Lawyers protesting at the arrest of terror suspect Abu Bakar Bashir have won support from several members of Indonesia's parliament.
The lawyers, accompanied by representatives from the Indonesian Muhjahedeen Council which Bashir heads and the Surakarta Muslim Youth Front, met members of a parliamentary commission.
"We told the MPs that we consider the arrest and detention of ustadz [teacher] Abu Bakar Bashir as being unwarranted and conducted in violation of police procedures," said lawyer Mahendradatta.
Police say Bashir, 65, led the Al Qaeda-linked Jemaah Islamiyah (JI) and will be charged with involvement in its terror attacks between 1999-2002, including the Bali nightclub bombings which killed 202 people.
His arrest early Friday outside Jakarta's Salemba prison sparked off violent clashes with supporters in which about 100 police and protesters were hurt.
After the hearing, commission deputy chairman Hamdan Zoelva told reporters that he and several other commission members had agreed to sign a letter guaranteeing that Bashir would not flee and demanding his release.
"It is impossible for the ustadz who is already so old, to flee and destroy evidence so that he can escape the law," said Zoelva, an MP of the Islamic Crescent and Star Party.
During the hearing the delegation showed a video recording of the arrest and of the preceding clashes.

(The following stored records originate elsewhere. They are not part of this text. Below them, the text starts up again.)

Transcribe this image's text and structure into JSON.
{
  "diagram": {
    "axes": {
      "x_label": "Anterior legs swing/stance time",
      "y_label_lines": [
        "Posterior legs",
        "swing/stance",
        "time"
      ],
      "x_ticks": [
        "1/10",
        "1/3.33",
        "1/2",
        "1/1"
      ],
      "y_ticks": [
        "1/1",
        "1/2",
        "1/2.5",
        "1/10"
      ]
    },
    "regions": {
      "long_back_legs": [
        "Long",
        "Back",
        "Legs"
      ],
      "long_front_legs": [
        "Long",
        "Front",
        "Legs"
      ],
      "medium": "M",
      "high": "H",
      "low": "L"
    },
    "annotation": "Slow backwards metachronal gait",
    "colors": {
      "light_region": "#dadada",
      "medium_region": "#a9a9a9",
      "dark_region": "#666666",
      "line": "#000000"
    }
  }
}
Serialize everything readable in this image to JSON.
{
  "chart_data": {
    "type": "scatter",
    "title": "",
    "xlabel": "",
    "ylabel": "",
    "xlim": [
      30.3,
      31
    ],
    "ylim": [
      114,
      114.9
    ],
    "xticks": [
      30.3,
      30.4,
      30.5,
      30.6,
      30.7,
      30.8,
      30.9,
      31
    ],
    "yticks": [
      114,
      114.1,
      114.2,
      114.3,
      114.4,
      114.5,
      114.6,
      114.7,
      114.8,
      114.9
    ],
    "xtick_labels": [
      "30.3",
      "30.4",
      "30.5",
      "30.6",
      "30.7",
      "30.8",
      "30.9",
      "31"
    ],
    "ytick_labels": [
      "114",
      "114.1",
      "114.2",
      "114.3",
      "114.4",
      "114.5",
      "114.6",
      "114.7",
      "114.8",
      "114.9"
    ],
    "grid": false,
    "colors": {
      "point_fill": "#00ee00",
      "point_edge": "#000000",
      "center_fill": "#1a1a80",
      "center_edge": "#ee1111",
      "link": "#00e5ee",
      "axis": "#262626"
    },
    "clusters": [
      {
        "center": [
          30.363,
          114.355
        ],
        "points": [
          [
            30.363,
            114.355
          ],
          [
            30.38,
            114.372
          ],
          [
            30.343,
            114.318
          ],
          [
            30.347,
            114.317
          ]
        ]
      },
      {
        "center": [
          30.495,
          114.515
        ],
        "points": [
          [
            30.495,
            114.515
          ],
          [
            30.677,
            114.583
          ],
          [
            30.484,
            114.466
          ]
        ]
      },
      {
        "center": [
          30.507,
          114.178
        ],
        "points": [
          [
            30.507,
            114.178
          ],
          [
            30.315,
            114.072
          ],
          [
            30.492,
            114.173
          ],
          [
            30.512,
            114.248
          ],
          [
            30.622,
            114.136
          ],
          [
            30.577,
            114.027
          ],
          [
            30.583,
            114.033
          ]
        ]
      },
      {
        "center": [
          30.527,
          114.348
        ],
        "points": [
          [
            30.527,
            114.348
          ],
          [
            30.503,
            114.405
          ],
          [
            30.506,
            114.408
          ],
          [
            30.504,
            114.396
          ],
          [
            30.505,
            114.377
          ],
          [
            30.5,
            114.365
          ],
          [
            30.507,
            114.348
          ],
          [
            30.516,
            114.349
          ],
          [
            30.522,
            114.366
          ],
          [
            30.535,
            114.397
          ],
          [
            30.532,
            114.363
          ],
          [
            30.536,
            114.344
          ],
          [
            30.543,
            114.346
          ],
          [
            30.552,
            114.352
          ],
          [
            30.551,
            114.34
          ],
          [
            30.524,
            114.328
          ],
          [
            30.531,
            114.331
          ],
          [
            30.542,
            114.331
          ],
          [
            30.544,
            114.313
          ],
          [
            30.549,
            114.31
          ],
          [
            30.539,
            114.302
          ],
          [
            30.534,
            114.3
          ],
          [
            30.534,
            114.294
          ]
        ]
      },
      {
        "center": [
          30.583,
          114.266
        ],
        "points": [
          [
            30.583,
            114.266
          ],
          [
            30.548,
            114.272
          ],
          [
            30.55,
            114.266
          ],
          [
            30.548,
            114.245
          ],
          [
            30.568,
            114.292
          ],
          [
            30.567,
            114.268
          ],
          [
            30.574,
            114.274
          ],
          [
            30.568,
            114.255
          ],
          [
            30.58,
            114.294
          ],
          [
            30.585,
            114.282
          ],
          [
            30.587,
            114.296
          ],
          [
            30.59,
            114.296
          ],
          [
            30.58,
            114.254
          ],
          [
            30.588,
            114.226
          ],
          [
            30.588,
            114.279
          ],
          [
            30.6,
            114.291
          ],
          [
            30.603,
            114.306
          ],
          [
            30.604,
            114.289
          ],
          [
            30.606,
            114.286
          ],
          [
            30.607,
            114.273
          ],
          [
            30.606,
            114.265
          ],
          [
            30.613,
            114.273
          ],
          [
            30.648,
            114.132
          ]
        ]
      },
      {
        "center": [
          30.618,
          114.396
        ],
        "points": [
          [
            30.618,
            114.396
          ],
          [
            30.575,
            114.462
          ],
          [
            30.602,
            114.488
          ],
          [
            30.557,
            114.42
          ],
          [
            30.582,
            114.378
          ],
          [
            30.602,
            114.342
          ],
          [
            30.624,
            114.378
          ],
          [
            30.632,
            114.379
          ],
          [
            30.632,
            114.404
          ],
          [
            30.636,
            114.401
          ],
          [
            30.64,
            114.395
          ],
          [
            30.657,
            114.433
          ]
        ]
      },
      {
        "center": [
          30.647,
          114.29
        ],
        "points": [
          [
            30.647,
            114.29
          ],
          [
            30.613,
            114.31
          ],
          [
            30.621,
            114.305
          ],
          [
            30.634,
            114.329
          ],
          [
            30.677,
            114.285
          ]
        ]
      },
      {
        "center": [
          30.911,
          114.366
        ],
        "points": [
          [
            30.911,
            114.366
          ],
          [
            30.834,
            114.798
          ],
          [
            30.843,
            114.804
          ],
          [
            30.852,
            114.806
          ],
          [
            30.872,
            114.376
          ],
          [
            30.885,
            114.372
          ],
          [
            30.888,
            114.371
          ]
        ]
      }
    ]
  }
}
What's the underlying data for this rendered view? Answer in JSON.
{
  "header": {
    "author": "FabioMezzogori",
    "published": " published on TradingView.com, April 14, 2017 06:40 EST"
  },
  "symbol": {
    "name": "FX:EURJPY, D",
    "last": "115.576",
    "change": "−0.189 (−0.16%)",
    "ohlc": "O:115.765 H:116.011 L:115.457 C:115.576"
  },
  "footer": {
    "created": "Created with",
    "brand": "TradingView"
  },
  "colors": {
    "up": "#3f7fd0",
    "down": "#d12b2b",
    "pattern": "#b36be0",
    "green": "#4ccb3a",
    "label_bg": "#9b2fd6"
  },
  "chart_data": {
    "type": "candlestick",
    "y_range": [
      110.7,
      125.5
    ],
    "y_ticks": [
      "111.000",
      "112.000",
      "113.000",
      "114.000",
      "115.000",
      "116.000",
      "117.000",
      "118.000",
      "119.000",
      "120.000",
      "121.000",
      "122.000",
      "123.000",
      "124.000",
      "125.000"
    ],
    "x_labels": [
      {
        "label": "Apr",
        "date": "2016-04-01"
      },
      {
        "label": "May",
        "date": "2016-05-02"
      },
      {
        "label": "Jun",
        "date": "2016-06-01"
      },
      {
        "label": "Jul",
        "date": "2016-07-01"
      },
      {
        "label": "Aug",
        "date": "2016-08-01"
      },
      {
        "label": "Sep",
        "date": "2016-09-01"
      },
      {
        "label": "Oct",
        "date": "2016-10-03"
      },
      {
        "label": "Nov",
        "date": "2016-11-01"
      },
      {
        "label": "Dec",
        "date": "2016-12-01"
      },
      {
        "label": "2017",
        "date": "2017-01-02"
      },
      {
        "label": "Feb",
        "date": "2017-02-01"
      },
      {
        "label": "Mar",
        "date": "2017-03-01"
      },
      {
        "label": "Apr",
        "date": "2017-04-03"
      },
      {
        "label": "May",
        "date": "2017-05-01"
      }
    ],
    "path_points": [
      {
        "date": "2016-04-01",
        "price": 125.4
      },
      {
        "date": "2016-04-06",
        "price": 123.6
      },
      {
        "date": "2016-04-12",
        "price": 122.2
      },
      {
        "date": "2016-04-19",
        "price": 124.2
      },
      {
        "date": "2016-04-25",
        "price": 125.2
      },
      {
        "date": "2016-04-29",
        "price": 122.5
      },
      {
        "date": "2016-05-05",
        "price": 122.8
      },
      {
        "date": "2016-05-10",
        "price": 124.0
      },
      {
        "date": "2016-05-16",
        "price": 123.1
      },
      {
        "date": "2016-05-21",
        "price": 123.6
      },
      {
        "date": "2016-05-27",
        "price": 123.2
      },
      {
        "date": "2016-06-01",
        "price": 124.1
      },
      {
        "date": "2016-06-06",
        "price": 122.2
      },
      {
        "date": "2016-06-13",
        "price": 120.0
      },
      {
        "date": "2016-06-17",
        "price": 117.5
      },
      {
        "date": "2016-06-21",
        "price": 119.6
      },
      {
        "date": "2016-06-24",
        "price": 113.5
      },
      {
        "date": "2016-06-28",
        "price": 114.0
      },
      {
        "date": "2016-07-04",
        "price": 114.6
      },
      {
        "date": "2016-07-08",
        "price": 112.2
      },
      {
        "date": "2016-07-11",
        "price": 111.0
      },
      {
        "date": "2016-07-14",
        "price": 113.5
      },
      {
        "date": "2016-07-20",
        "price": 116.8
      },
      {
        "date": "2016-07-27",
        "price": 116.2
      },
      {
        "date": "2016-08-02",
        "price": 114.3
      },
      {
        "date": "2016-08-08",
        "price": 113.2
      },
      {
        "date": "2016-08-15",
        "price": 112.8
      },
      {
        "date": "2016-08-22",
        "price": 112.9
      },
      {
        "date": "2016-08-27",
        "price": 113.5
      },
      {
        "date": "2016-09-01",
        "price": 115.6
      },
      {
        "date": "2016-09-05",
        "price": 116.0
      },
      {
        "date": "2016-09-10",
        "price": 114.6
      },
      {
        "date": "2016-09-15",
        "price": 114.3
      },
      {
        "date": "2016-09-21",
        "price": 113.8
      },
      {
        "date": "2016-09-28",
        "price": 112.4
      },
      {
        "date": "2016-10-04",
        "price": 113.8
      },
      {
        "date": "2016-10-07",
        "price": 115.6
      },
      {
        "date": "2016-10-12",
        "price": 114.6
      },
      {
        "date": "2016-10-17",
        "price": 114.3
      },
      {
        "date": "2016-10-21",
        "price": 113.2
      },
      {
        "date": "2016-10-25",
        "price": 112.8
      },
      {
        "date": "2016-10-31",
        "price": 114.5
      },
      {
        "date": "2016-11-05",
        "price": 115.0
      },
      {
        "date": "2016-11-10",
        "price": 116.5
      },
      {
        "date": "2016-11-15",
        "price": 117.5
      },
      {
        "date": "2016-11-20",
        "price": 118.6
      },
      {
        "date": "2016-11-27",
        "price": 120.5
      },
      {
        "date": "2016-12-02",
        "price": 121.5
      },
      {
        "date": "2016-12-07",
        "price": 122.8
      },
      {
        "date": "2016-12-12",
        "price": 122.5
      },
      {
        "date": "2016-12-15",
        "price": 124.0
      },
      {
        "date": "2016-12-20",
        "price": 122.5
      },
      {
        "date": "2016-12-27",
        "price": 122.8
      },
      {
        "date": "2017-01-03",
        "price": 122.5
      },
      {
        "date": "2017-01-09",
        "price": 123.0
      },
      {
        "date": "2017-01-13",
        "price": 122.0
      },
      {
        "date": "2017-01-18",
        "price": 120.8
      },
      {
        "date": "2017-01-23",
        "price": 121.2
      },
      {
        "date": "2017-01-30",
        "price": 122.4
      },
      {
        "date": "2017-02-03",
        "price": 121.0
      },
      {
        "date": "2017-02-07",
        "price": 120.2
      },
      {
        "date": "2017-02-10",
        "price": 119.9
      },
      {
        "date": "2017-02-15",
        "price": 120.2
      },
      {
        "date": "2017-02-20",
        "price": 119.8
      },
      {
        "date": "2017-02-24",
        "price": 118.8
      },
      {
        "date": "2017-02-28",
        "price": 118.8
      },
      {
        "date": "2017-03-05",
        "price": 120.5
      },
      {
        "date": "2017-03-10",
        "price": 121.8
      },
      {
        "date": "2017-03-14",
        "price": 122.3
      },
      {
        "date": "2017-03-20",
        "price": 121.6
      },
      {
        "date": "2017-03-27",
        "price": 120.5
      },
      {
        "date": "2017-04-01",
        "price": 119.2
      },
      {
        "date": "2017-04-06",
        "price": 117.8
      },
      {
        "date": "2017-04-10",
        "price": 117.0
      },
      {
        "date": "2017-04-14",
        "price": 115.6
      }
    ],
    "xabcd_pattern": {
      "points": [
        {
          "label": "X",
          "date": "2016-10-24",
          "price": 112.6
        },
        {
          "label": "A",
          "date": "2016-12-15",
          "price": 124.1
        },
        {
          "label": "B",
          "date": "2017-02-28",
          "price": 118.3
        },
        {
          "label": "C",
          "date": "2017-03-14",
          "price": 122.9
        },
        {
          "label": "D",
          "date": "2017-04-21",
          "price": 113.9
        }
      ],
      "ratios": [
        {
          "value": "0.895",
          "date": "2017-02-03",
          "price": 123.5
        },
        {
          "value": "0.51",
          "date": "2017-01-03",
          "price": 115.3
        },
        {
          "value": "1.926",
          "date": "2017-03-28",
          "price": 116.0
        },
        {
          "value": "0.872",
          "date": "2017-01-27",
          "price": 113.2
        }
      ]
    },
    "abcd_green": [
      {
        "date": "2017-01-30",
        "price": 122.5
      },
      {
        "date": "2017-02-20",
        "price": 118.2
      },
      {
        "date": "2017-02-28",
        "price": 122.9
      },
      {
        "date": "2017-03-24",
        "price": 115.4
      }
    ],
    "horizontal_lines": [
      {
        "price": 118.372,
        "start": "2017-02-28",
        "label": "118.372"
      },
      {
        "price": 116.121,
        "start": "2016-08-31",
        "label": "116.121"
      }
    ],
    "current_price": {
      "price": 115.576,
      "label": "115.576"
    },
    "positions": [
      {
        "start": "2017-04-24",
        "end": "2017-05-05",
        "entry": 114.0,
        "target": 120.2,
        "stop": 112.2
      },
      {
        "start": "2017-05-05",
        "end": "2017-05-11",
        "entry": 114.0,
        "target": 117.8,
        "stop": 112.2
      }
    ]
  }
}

They later went to the National Commission on Human Rights to press their case.
Bashir's lawyers, along with hardline and some mainstream Muslim groups, see Bashir's arrest as a result of US pressure. "We are protesting because this is purely a US intervention," Mahendradatta said.
Bashir, who is being held at national police headquarters, was rearrested just moments after completing a prison sentence for immigration violations.
A court last September jailed him for four years for involvement in a JI plot to overthrow the government but said there was no proof he led the network.
An appeal court overturned the treason conviction but ruled that Bashir must serve three years for immigration-related offences. The Supreme Court halved that sentence.
Police say they have new evidence that Bashir was JI's leader while his lawyers have described it as "nonsense".